Cultura

Depois do embrutecimento

História de um combate corpo a corpo, a rondar a caricatura, entre dois corpos desiguais, “Dogman”, western urbano, fecha o ano a lutar contra um sórdido retrato da fragilidade humana

DR

Usar uma metáfora canina não vem a despropósito para entrarmos no novo filme de Matteo Garrone, “Dogman” — que é uma variação da história de David e Golias. Marcello, homem tímido, franzino, pai divorciado de uma menina adorável e bom vizinho, cabeleireiro de cães e dealer de coca quando a ocasião se proporciona naquele bairro de gente modesta, tem corpo de chihuahua. Já Simoncino, ex-presidiário que começa a aterrorizar toda a gente quando volta à liberdade, cruzamento de gangster cocainómano e de criança traumatizada, é uma massa de força bruta que leva tudo à frente: tem corpo de rottweiler. E se Marcello Fonte, que interpreta aquele Marcello, tem vindo a arrecadar prémios e mais prémios (justos, sublinhe-se) desde que Garrone mostrou esta obra em Cannes, note-se que o papel do ‘brutamontes’ Edoardo Pesce, ator conhecido dos ecrãs de TV italianos e que faz de Simoncino, não é menos complexo do que o primeiro.
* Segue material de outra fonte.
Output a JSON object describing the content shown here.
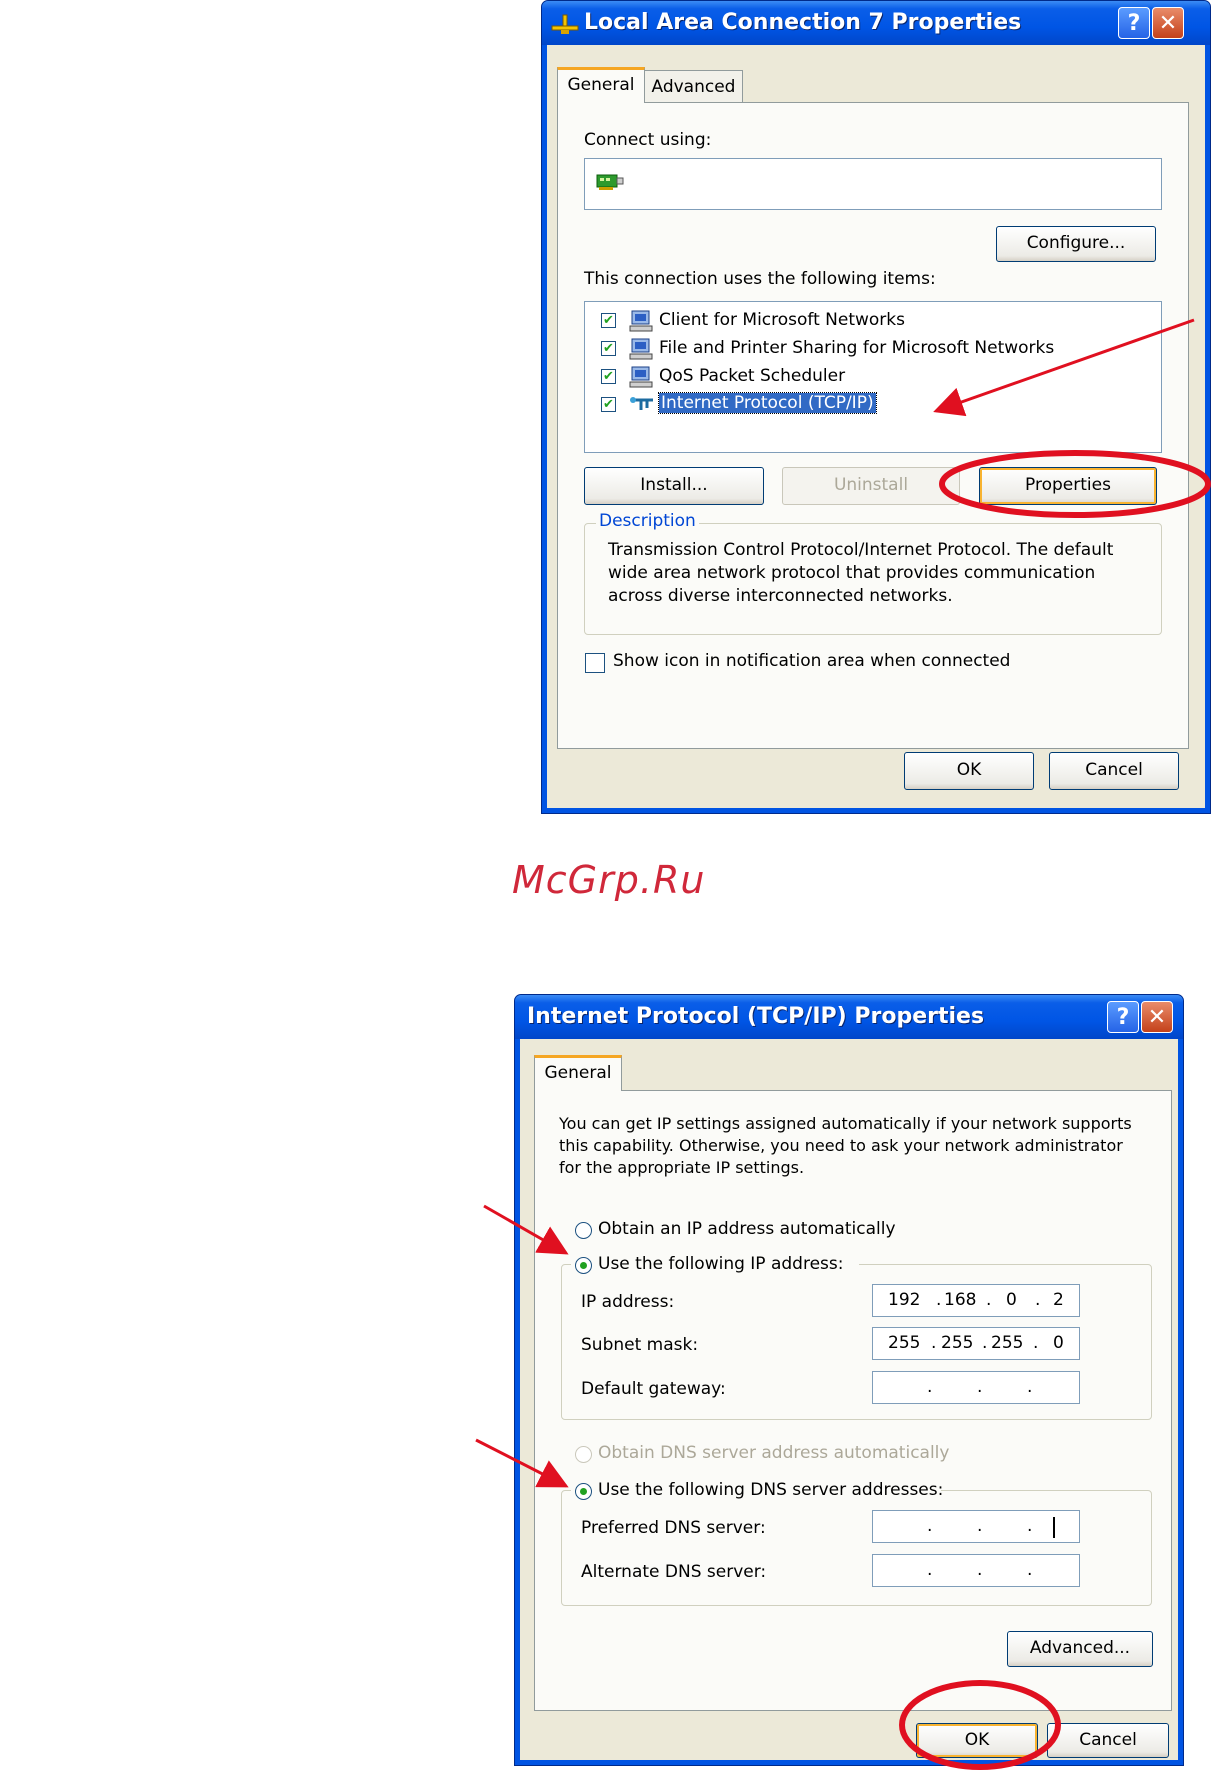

Em “Dogman”, aonde estamos? E em que tempo? Não sabemos ao certo. Quer dizer: sabemos que Garrone voltou à Villaggio Coppola (onde já filmara parte de “Gomorra”), nos arrabaldes de Nápoles, estância balnear desenhada nos anos 60 e hoje em acentuadíssimo grau de decadência. Mas esse lugar aqui é só décor jamais referido. Sabemos que este filme vem de um fait divers macabro dos anos 80, crime não passado ali, mas em Roma (Garrone contou em Cannes que não teve autorização para o reconstituir em filme), e em que um certo cabeleireiro de cães, de facto, se vingou escandalosamente do seu algoz, olho por olho, dente por dente: foi o chihuahua a devolver o golpe ao rottweiler, a vítima a tornar-se monstro. Porém, o filme não faz especial referência nem a Nápoles nem aos anos 80 ou aos dias de hoje, e transfigura a história que o inspirou. E é precisamente por isso, a partir desta no man’s land forjada por Garrone em paisagem de western apocalíptico, que “Dogman” começa a crescer como fábula contemporânea. Outra questão que perturba aqui: qual é o verdadeiro ponto de vista do filme? O de Marcello? O de Simoncino? Não, o ponto de vista é o de todos aqueles cães enjaulados na loja de Marcello, loja essa que mais tarde se tornará câmara de tortura, como se os bichos — e foi Garrone quem o sublinhou — “assistissem e se tornassem testemunhas de uma explosão da bestialidade humana.”

“Dogman” não está isento de problemas, sobretudo na sua segunda metade, em que se nota que o argumento é demasiado curto para o que há a contar (e é muito curiosa esta ‘falta de corda’ porque, no filme anterior de Garrone, que também foi uma fábula, “O Conto dos Contos”, havia ‘corda a mais’: tudo se desmultiplicava sem medida em lendas e narrativas até à asfixia). No entanto, aquele Marcello de olhos tristes e doces é uma criatura extraordinária. Espelho da fragilidade humana, livra-se de uma existência de humilhações sucessivas por um caminho que o deixará irremediavelmente sozinho. Garrone segura-o, consegue resgatá-lo dessa crueldade. Está aqui uma das personagens mais fortes do ano.